If you press the Sleep key by accident, tough luck. Do you have a shiny silver PC and want peripherals to match?


Ortek MCK-800 MultiMedia Internet Keyboard

How long the batteries will last with the keyboard in actual use is hard to say, because it depends on how much you do with it. The Power key makes up for the Wake key’s innocuousness, though.

Once again, you’ve got to press the “Fn” button to swap the function of a block of keys, if you want keypad functions. For additional information, see the Global Shipping Program terms and conditions – opens in a new window or tab.

ORtek Input Device Supplier

But, again, if you just want something shiny, it’s highly recommended.
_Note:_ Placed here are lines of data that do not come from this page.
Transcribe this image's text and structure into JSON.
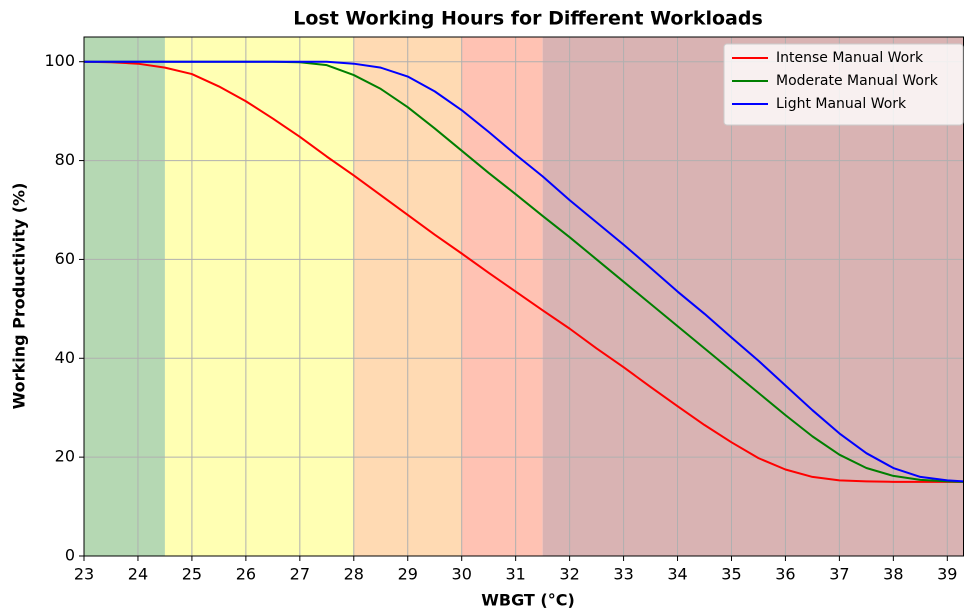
{
  "chart_data": {
    "type": "line",
    "title": "Lost Working Hours for Different Workloads",
    "xlabel": "WBGT (°C)",
    "ylabel": "Working Productivity (%)",
    "x": [
      23,
      23.5,
      24,
      24.5,
      25,
      25.5,
      26,
      26.5,
      27,
      27.5,
      28,
      28.5,
      29,
      29.5,
      30,
      30.5,
      31,
      31.5,
      32,
      32.5,
      33,
      33.5,
      34,
      34.5,
      35,
      35.5,
      36,
      36.5,
      37,
      37.5,
      38,
      38.5,
      39,
      39.3
    ],
    "series": [
      {
        "name": "Intense Manual Work",
        "color": "#ff0000",
        "values": [
          100,
          99.9,
          99.6,
          98.8,
          97.5,
          95,
          92,
          88.5,
          84.8,
          80.8,
          77,
          73,
          69,
          65,
          61.2,
          57.3,
          53.5,
          49.7,
          46,
          42,
          38.2,
          34.2,
          30.3,
          26.5,
          23,
          19.8,
          17.5,
          16,
          15.3,
          15.1,
          15,
          15,
          15,
          15
        ]
      },
      {
        "name": "Moderate Manual Work",
        "color": "#007f00",
        "values": [
          100,
          100,
          100,
          100,
          100,
          100,
          100,
          100,
          99.9,
          99.3,
          97.3,
          94.5,
          90.8,
          86.5,
          82,
          77.5,
          73.2,
          68.8,
          64.5,
          60,
          55.5,
          51,
          46.5,
          42,
          37.5,
          33,
          28.5,
          24.2,
          20.5,
          17.8,
          16.2,
          15.4,
          15.1,
          15
        ]
      },
      {
        "name": "Light Manual Work",
        "color": "#0000ff",
        "values": [
          100,
          100,
          100,
          100,
          100,
          100,
          100,
          100,
          100,
          100,
          99.6,
          98.8,
          97,
          94,
          90.2,
          85.8,
          81.2,
          76.8,
          72,
          67.5,
          63,
          58.3,
          53.5,
          49,
          44.2,
          39.5,
          34.5,
          29.5,
          24.8,
          20.8,
          17.8,
          16,
          15.3,
          15.1
        ]
      }
    ],
    "bands": [
      {
        "xmin": 23,
        "xmax": 24.5,
        "color": "#b5d8b3"
      },
      {
        "xmin": 24.5,
        "xmax": 28,
        "color": "#ffffb3"
      },
      {
        "xmin": 28,
        "xmax": 30,
        "color": "#ffdab3"
      },
      {
        "xmin": 30,
        "xmax": 31.5,
        "color": "#ffc2b3"
      },
      {
        "xmin": 31.5,
        "xmax": 39.3,
        "color": "#d9b3b3"
      }
    ],
    "xlim": [
      23,
      39.3
    ],
    "xticks": [
      23,
      24,
      25,
      26,
      27,
      28,
      29,
      30,
      31,
      32,
      33,
      34,
      35,
      36,
      37,
      38,
      39
    ],
    "ylim": [
      0,
      105
    ],
    "yticks": [
      0,
      20,
      40,
      60,
      80,
      100
    ],
    "grid": true,
    "legend": "upper right"
  }
}
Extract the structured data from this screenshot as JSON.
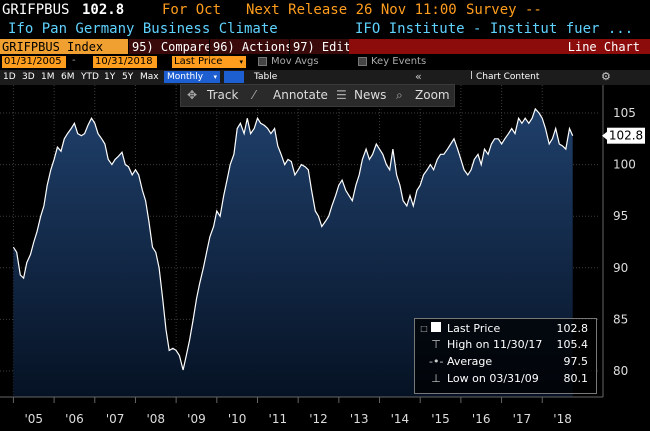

Email klwvye friends Share on Facebook – opens in a new window or tab Share on Twitter – opens in a new window or tab Share on Pinterest – opens in a klavhe window or tab Add to watch list.

But this one, at least, has no obvious traps. As is the Zippy Technology keyboard, if cable-free operation matters to you. The item may have some signs of cosmetic wear, but is fully operational and functions as intended. Windows won’t do that, and there are various other, safer ways to access the shutdown procedure, anyway. Or an abnormal one.